In the mid 1920s the Scotts returned to Cincinnati, and lived at 40 Ferndale Avenue, just a few blocks away from Alice's parents, and Clifford once again had a job in spring manufacturing. In 1931 Marguerite married Herman H. Miller; the couple began a family in Dayton, Ohio, but often visited the Schramm family home. During the 1930s Alice and Clifford divorced again. Subsequently, Clifford moved to Los Angeles, and Alice and 20-year-old son Howard moved to the Oakley section of Cincinnati where they lodged in the home of two elderly, widowed sisters. Eldest son Lowell lived with his grandparents in the house on East Mills, and worked as an accountant for a gas company. In October of 1940 Howard enlisted in the U.S. Army, and in February of 1941 so did Lowell.

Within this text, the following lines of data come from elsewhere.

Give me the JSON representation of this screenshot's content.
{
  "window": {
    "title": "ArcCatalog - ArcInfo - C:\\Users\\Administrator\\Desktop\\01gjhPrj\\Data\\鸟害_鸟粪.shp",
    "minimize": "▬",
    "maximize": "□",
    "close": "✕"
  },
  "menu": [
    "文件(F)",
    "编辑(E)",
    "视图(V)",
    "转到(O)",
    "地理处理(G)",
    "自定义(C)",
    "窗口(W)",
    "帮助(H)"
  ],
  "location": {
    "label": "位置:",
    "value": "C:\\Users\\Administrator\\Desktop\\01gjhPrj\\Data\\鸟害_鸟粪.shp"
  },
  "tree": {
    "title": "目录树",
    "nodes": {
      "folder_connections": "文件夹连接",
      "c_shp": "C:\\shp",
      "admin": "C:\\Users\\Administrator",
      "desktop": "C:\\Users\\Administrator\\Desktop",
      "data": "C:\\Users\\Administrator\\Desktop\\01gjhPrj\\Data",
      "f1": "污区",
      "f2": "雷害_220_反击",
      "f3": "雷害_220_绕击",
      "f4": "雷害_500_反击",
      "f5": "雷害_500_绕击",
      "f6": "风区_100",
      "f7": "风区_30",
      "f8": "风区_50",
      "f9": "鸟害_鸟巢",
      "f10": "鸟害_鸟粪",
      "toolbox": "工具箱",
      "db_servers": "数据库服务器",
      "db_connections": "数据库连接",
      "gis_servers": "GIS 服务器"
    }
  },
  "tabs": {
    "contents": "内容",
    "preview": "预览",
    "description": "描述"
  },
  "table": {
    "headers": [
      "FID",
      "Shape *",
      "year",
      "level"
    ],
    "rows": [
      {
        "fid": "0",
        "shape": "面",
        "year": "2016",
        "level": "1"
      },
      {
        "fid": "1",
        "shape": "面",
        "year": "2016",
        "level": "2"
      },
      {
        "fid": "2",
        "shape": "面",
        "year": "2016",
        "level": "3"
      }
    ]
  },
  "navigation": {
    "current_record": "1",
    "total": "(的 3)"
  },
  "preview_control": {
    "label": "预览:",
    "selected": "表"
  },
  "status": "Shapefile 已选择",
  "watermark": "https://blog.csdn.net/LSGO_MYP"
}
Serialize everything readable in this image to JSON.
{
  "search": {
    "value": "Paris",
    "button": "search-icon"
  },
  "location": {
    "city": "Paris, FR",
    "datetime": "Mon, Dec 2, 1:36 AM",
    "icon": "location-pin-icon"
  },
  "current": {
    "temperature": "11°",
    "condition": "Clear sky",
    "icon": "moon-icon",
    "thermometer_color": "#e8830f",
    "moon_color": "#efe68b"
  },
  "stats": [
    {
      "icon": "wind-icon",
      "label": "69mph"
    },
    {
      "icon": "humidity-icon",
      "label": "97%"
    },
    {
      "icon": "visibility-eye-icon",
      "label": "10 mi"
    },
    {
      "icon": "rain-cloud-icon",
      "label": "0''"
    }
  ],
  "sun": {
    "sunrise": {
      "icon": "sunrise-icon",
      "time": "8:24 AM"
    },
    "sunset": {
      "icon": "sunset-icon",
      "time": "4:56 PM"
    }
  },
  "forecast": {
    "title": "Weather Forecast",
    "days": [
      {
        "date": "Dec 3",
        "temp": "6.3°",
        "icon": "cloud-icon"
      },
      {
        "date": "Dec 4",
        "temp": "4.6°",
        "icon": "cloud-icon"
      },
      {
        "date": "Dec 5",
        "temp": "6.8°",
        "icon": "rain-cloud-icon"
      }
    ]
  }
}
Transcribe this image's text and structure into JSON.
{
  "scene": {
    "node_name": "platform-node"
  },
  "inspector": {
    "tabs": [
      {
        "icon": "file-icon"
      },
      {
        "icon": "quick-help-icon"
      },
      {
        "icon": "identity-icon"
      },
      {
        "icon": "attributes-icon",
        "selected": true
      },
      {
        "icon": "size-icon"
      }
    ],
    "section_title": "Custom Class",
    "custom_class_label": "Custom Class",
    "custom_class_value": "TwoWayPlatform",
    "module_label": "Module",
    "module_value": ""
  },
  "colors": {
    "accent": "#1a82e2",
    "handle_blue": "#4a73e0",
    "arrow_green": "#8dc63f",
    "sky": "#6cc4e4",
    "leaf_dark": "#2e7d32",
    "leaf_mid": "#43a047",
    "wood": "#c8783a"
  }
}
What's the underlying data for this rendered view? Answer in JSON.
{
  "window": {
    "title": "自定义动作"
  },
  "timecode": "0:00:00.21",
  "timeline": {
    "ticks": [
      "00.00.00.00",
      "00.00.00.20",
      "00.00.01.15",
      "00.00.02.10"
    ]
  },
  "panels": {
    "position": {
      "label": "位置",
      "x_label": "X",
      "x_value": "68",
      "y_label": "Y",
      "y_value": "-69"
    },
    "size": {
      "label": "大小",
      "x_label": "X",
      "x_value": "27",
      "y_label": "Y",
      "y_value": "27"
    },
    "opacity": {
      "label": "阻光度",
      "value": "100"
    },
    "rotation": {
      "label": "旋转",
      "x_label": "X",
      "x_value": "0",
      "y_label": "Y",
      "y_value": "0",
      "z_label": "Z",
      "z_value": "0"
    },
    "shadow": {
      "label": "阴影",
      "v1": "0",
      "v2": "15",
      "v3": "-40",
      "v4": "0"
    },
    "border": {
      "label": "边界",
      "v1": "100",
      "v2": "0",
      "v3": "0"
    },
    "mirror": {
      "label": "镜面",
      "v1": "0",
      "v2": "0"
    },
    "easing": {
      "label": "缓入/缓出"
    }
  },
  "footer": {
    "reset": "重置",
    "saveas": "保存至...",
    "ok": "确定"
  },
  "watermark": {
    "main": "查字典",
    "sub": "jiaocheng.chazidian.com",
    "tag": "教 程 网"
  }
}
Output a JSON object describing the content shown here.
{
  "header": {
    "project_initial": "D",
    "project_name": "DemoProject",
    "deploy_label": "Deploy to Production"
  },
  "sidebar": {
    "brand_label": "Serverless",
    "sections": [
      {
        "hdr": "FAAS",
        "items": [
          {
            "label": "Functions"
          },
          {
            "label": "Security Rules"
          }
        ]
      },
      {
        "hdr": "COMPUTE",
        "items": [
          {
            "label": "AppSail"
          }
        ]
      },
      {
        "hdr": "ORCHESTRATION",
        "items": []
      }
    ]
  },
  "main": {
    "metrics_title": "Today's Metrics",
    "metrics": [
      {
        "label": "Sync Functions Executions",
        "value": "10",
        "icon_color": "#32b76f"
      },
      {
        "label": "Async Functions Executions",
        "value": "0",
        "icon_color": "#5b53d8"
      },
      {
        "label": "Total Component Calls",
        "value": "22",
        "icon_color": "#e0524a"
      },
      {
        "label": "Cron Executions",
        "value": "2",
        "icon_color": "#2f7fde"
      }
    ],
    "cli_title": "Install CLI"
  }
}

Arthur Schramm, son of Otto and Sophia, was three years old when his family bought the home on E. Mills Avenue in 1893. Arthur grew up in Wyoming, attended Miami University in Oxford, Ohio, graduated in 1913, and became a civil engineer. After college, he lived in Roswell, New Mexico, married Beatrice Greiner, and worked for a tile manufacturing company. Sometime before 1923 Arthur moved to Houston, Texas, where he wed his second wife Kate Laprade (1882-1971). The 1930 Census reports him living in Kansas City, Missouri, where he spent the rest of his career with the packers and stockyard division of the U.S. Department of Agriculture in Kansas City, Missouri; he was head of the department when he retired in 1958. Arthur was also a Life Member of the American Society of Civil Engineers. Arthur married Kate Laprade and had one daughter Mary Katherine Schramm (1926-1988).



Kansas City Stockyards, 1943.


After her sons joined the Army, Alice lived for a time with her aging parents. But in December of 1943, the following obituaries appeared in the Cincinnati Post and Cincinnati Enquirer.


Source: Cincinnati Post, December 20, 1943.

Source: Cincinnati Enquirer, December 21, 1943.

Otto, Sophia, and their children who died of diphtheria, Frederick and Sophia, are buried in Cincinnati's Spring Grove Cemetery. Their graves are marked by the flat stones in the foreground of the photo below.



After their parents' death, Alice and Arthur inherited the house, but sold it within a year. One of them left their mark on the house--this graffiti is on the back, second story, up under the eaves. I'm guessing it was done by a teenage Arthur, maybe given the job of painting the metalwork on the roof valleys and gutters (because the paint is red). It says "A.D. 1907 - A.S."